Major commercial shifts like the end of coal/oil not only punish people as much as natural disasters but also create political emergencies and deadlocks that require action on the part of the whole country, but also there are local shifts as automation and the internet move into different territories at different rates.  Re-education and resolving of housing inequities are vital.

"Ecoregions are areas where ecosystems (and the type, quality, and quantity of environmental resources) are generally similar. ... Level II - 25 ecoregions in the continental U.S. Level III -105 ecoregions in the continental U.S. Level IV - 967 ecoregions in the conterminous U.S."

"There are 867 terrestrial ecoregions, classified into 14 different biomes such as forests, grasslands, or deserts. Ecoregions represent the original distribution of distinct assemblages of species and communities."

"A biome is different from an ecosystem. An ecosystem is the interaction of living and nonliving things in an environment. A biome is a specific geographic area notable for the species living there. ... For example, an aquatic biome can contain ecosystems such as coral reefs and kelp forests."   (All from Google)

These terms were developed to identify broad natural regions.  Clearly a thousand ecoregions are too many to make sense but 25 ecoregions make more sense than 50 states.  Another way to divide up territory is to look for commercial and population centers as they evolve "naturally".  A city-centered map of the US looks somewhat different from historically drawn states and within the states the counties have irrational boundaries due to politics.  The emotional content of all boundaries can overwhelm rational decisions, but at least in Montana we are learning how to deal with combining high school rivals into new entities and to cheer for them.

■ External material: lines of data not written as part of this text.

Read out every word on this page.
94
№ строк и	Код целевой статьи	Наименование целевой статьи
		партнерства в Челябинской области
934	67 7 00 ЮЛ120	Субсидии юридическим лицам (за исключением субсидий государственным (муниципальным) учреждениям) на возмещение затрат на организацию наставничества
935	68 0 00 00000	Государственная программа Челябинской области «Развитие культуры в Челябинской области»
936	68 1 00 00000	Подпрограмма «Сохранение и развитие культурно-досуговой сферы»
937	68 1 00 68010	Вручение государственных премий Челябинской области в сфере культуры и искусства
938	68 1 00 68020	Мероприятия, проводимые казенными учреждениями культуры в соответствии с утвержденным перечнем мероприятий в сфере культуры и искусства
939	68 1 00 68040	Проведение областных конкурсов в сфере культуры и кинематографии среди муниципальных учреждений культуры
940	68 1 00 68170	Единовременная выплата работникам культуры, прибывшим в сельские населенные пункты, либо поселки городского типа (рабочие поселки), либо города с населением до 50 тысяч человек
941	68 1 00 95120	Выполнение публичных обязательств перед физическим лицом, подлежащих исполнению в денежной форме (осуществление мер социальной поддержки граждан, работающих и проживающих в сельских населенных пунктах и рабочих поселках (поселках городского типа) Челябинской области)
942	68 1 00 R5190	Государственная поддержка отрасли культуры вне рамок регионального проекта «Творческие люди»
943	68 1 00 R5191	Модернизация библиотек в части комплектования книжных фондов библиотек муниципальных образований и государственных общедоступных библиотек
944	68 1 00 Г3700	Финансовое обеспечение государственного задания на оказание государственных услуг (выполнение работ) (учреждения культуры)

Taxes are one force for change; another is the formation of water districts or energy distribution or things like phone service or gas pipelines, medical centers, universities, resource extraction and refining.  Mountains and major lakes shape what the weather does and therefore what can happen.  The jet stream is "only" air but it shapes the environment.  In fact, changes in the circulation of air and sea streams will reshape much of what we think is "normal," which already changes some occupations, like fishing.  We greatly underestimate how much disease is tied to climate.  

The "safety net" for the vulnerable people needs to be rethought.  There have always been cultures where non-productive or disobedient people were simply killed.  In the US we've been neglecting and abandoning them to death until we discovered how much money can be made from caging and drugging them.  This is creating a distorted and resentful population source that is less and less responsive to the idea of the Rule of Law.  If a tipping point comes, it will take a long time and a lot of work to recover from the violence.  The violence of time -- deterioration -- is being badly managed.

We need gender role education.  Sex, reproduction health, family formation based on children are important, but more than that, partly because of our sudden world-mix of gender roles that contradict each other, we are perpetuating suffering that comes from behavior based on unreal expectations.  Occupations are rooted in gender roles, so that much elasticity and innovation starts with the work of sub-categories.  There is something like ecosystems of gender roles that is almost like regions of terrain.

The internet is still volatile and we have not understood the power of social systems, sometimes unexpected in consequences, or where it might go next.  Our society has been reconfigured in some ways and may entirely change us.  We must consider what to do when the satellites fail or become too crowded to operate or -- as become sharply relevant -- are used as elements of war.  Predator drones are dependent on this ability to see from the sky.  If we can target and destroy one vehicle with one enemy, so can they.


Most of the energy in the country now seems to be devoted to preventing change and perpetuating hegemony of those already in place.  In spite of all their efforts, we may be on the edge of something entirely unpredictable that might condemn us but also might save us.